Little differences in digestive efficiency for protein and fat in mammals of different trophic guilds and digestive strategies: data constraints or fundamental functional similarity?
Carnivores and herbivores differ in their digestive anatomy and – presumably – digestive physiology. This is most evident with respect to the extent by which they harbour, and depend on, microbes for digestion (Stevens and Hume, 1998; Karasov and Martínez del Rio, 2007; Barboza et al., 2009). From carnivores to omnivores to herbivores, the contribution of microbes to digestive efficiency increases, in particular with respect to plant fibre digestion. At the same time, the morphological structures of the gastrointestinal tract that offer a habitat to these microbes – the so‐called fermentation chambers – become more prominent (Stevens and Hume, 1998; Karasov and Martínez del Rio, 2007; Barboza et al., 2009). In the literature on comparative digestive physiology, these differences are often emphasized. Herbivorous mammals are further differentiated by the location of the fermentation chamber into foregut or hindgut fermenters, and by their digestive physiology into non‐ruminant or ruminant foregut fermenters, and non‐coprophageous and coprophageous hindgut fermenters (e.g. Müller et al., 2013). Comparative analyses of digestive efficiency have traditionally been performed on a single trophic guild, such as within carnivores (Vester et al., 2008; Clauss et al., 2010) but especially with a large number of studies within herbivores (e.g. Foose, 1982; Udén and Van Soest, 1982; Clauss et al., 2008; Müller et al., 2013; Steuer et al., 2014; Hagen et al., 2015b). In particular, differences in fibre digestion and differences in the reduction in overall digestibility due to increasing dietary fibre levels (Demment and Van Soest, 1985; Hagen et al., 2015a) were investigated between herbivore species. Comparisons across the trophic guilds, in contrast, are rare. The most comprehensive data compilation is that of Robbins (1993; p. 296–297), who showed that true protein digestion (see below for a definition) hardly varies between species of different guilds.

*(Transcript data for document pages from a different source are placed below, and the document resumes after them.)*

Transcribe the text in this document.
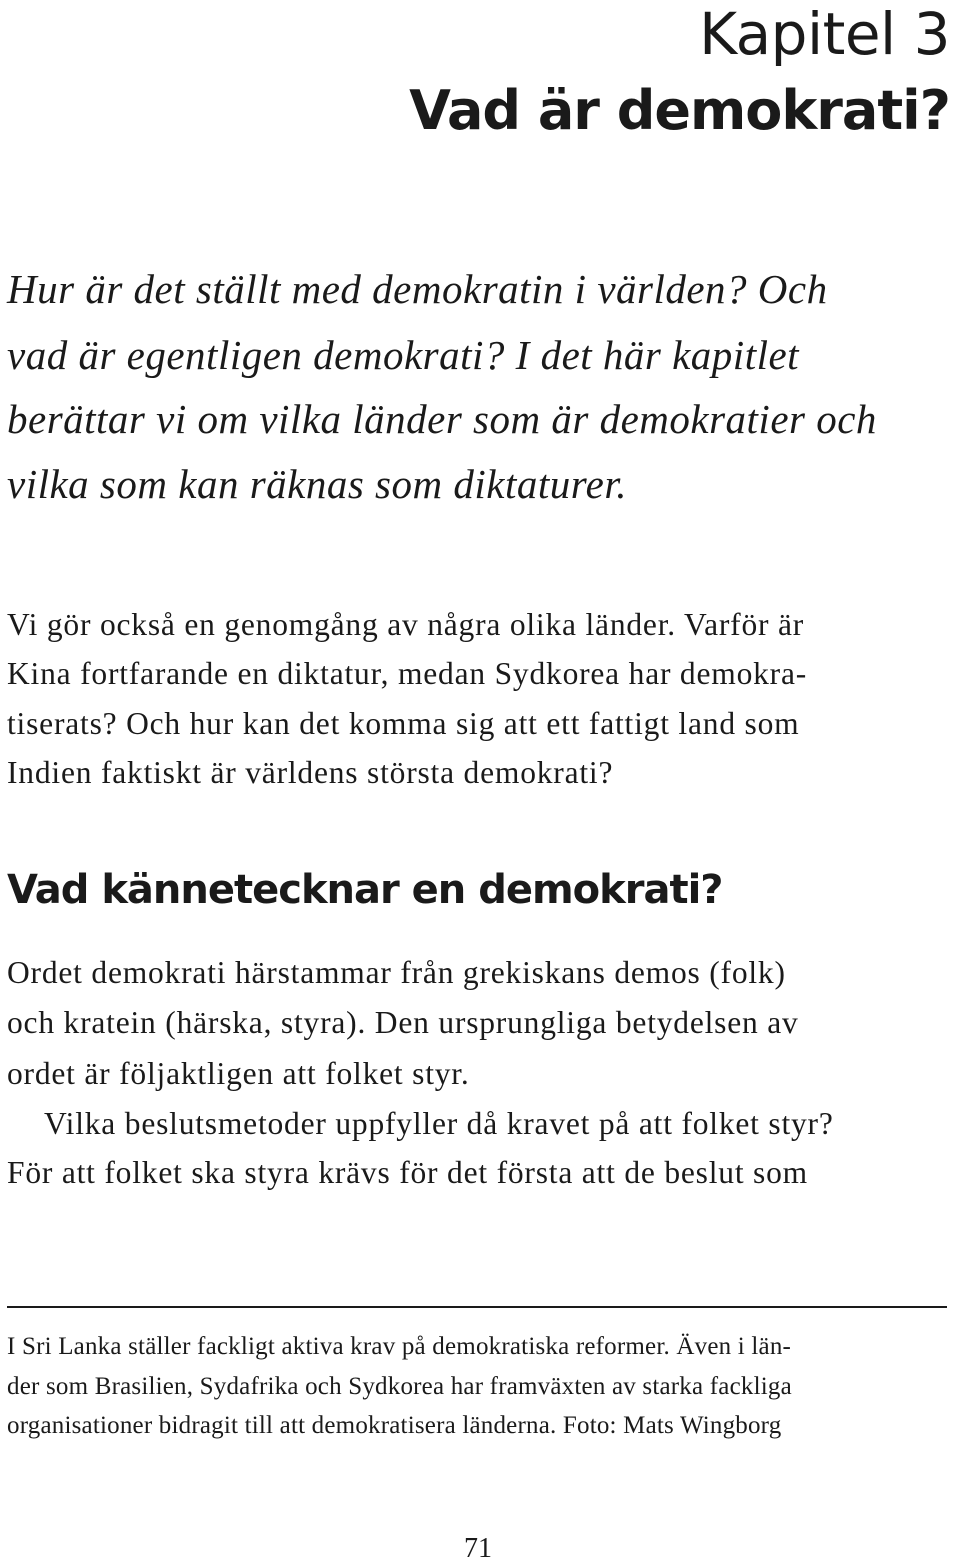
Kapitel 3
Vad är demokrati?

Hur är det ställt med demokratin i världen? Och

vad är egentligen demokrati? I det här kapitlet

berättar vi om vilka länder som är demokratier och

vilka som kan räknas som diktaturer.

Vi gör också en genomgång av några olika länder. Varför är

Kina fortfarande en diktatur, medan Sydkorea har demokra-

tiserats? Och hur kan det komma sig att ett fattigt land som

Indien faktiskt är världens största demokrati?

Vad kännetecknar en demokrati?

Ordet demokrati härstammar från grekiskans demos (folk)

och kratein (härska, styra). Den ursprungliga betydelsen av

ordet är följaktligen att folket styr.

Vilka beslutsmetoder uppfyller då kravet på att folket styr?

För att folket ska styra krävs för det första att de beslut som

I Sri Lanka ställer fackligt aktiva krav på demokratiska reformer. Även i län-

der som Brasilien, Sydafrika och Sydkorea har framväxten av starka fackliga

organisationer bidragit till att demokratisera länderna. Foto: Mats Wingborg

71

In contrast, such comparisons have been made with respect to nutrient requirements, in particular with respect to protein. They indicated metabolic adaptations to dietary niches, such as the particularly high protein requirement of domestic cats and other obligate carnivores (Morris, 2002) or the particularly low protein requirements of nectarivores (Smith and Green, 1987). Correspondingly, differences in digestive efficiency appear intuitive. They could be explained theoretically by ultimate causes, such as an increased efficiency compensating for a low dietary nutrient content (as protein in herbivore diets), or by proximate causes of digestive physiology, such as a decreased efficiency due to high metabolic losses of a nutrient (for example via the excretion of microbial matter in animals relying on microbial fermentation of plant fibre).
The apparent digestibility (aD) measures the difference of the amount of a nutrient that is ingested and the amount that is excreted via faeces (Schneider and Flatt, 1975; Robbins, 1993).